Children from Whitchurch Primary School took part in a range of education activities alongside the River Test on Tuesday, September 19.

Ms McCubbin added: “It has been great to don my wellies and meet up with lots of children from Whitchurch Church of England Primary School.

"Our aim was to go out and see all the invertebrates and creatures down by the banks of the River Test. We’ve been lucky, seeing silverback and water beetles, and lots of shrimps and things to get us all excited. And we should be excited about these habitats as we are so lucky to have them. The children have had a great day learning about all the wildlife and the issues that our precious chalk streams face.”  

Sienna Somers, policy and advocacy manager at Hampshire and Isle of Wight Wildlife, Trust said: “The astonishing fact is that not a single river in England, including our iconic chalk streams, is in good overall health. We know that people across the country are sick of seeing our rivers being abused.
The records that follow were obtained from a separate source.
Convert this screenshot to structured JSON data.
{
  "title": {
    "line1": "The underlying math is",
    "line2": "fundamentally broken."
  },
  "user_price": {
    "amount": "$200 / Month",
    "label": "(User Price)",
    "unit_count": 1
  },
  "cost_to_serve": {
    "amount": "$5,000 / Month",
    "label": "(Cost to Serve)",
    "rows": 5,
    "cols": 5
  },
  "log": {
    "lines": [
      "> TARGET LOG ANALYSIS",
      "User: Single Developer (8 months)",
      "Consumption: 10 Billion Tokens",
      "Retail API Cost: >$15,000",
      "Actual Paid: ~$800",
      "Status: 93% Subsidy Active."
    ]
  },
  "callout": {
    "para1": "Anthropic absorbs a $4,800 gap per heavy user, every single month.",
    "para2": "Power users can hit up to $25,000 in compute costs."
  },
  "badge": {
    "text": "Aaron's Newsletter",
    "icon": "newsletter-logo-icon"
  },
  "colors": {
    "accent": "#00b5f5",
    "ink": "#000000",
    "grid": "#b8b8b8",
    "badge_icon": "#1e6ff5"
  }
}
The government says our rivers won’t be healthy until 2063 but this is too late for nature, and certainly too late for those of us who would love to be able to enjoy clean rivers in our lifetimes. 

“Chalk streams are our equivalent to the Great Barrier Reef or the Amazon Rainforest: a truly special habitat that we need to protect for generations to come.

“We need to see powerful new protections and immediate action, so that our chalk streams can be brought back to their former glory now, not in 40 years.”